Les craintes ne se limitaient pas aux passagers d’origine arabe. Les habitants de Gambo avaient déposé une longue bande de papier brun d’un mètre sur trois pour que les passagers puissent signer et écrire des commentaires avant de partir. Plusieurs passagers se sont inquiétés lorsqu’ils ont remarqué que quelqu’un avait écrit: «Yahoo, Osama bin Laden. Looks good on you.» Personne n’était tout à fait sûr de la signification de ces mots, mais il semblait que la personne se réjouissait de l’attaque terroriste. Les autorités municipales ont appelé la police et plusieurs agents de la Gendarmerie sont arrivés pour mener l’enquête. Rassemblant tous les passagers dans une même pièce, les gendarmes ont demandé si quelqu’un savait qui avait écrit cette phrase. Très vite, un passager du Vol 29 de Continental AIrlines, qui allait de Londres à Newark, a admis que c’était lui. Le jeune homme venait d’Irlande et il a dit que les gens avaient mal compris ce qu’il voulait dire. Il ne l’avait pas écrit comme un soutien à ben Laden, mais affirmait plutôt qu’il semblait être le seul responsable. Selon son auteur, ce message se voulait comme une façon ironique de "remercier" ben Laden pour avoir fait aux passagers le cadeau de la gentillesse terre-neuvienne.

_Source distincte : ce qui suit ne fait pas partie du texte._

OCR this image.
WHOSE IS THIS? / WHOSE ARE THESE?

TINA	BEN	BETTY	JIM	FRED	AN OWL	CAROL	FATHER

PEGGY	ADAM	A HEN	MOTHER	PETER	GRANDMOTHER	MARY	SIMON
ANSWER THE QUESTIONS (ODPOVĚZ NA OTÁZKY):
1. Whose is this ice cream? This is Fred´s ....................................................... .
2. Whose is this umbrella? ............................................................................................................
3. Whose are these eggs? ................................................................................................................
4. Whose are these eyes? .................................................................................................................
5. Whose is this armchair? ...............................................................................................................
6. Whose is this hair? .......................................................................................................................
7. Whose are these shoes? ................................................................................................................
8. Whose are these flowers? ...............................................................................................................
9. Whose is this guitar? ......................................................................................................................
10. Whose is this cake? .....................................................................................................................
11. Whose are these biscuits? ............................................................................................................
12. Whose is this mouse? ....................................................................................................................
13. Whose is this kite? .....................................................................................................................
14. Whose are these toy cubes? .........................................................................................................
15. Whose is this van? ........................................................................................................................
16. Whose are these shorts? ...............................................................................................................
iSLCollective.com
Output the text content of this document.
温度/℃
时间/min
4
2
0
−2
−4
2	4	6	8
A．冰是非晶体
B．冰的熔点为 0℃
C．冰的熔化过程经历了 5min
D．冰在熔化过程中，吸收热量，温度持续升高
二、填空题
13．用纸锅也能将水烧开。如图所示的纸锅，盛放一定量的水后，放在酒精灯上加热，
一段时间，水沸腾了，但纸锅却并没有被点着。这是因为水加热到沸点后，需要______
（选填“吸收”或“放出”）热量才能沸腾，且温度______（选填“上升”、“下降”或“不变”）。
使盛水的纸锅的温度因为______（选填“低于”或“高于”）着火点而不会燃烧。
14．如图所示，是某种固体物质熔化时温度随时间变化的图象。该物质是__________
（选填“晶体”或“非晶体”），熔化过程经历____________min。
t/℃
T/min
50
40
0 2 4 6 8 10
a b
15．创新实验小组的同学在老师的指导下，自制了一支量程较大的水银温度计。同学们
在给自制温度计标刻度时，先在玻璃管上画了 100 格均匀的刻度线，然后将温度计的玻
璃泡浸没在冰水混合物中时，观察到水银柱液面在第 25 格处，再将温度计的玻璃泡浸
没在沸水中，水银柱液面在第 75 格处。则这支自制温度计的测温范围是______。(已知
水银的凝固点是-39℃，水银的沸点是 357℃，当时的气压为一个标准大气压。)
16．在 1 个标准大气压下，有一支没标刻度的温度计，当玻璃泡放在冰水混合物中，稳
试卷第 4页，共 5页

Peu importe les intentions réelles du passager, écrire un tel message était vraiment une chose totalement stupide et personne n’a trouvé cela drôle. Pour sa propre sécurité, les fonctionnaires de Gambo ont tenu l’homme séparé des autres passagers, car certains étaient suffisamment énervés que pour s’en prendre à lui. Au-delà du caractère douteux du message, certains passagers du Vol Continental ont été persuadés que cet incident postposerait le redécollage de leur avion.
Lorsque l’équipage du Vol 29 de Continental 29 a été informé qu’ils pouvaient quitter Gander, le pilote a déclaré qu’il n’accepterait pas à ce passager de revenir dans son avion. La Gendarmerie canadienne a assuré à l’équipage que l’homme ne mettait pas en danger le vol. Alors que l’avion se préparait à partir, le pilote a déclaré qu’il autoriserait l’homme à embarquer dans son avion à une seule condition: il exigeait qu’il soit menotté pendant toute la durée du vol. Les gendarmes ont rétorqué au pilote et à l’équipage qu’ils n’avaient pas le pouvoir légal de menotter l’homme; il n’avait commis aucun crime. À ce moment-là, l’Irlandais se sentait très embarrassé. Il a dit au pilote et aux gendarmes qu’il acceptait d’être menotté pour pouvoir monter à bord de l’avion. Comme tout le monde, il voulait simplement rentrer chez lui. Lorsque l’homme a été amené à bord de l’avion, les autres passagers se sont moqués de lui. À la dernière minute, le pilote a cédé et il a dit à l’homme que tant qu’il restait silencieux et ne dérangeait personne, il ne serait pas menotté. L’homme l’a remercié et le vol s’est déroulé sans aucun problème. Il s’est assis tranquillement (et humblement) à l’arrière de l’avion et est resté silencieux jusqu’à Newark.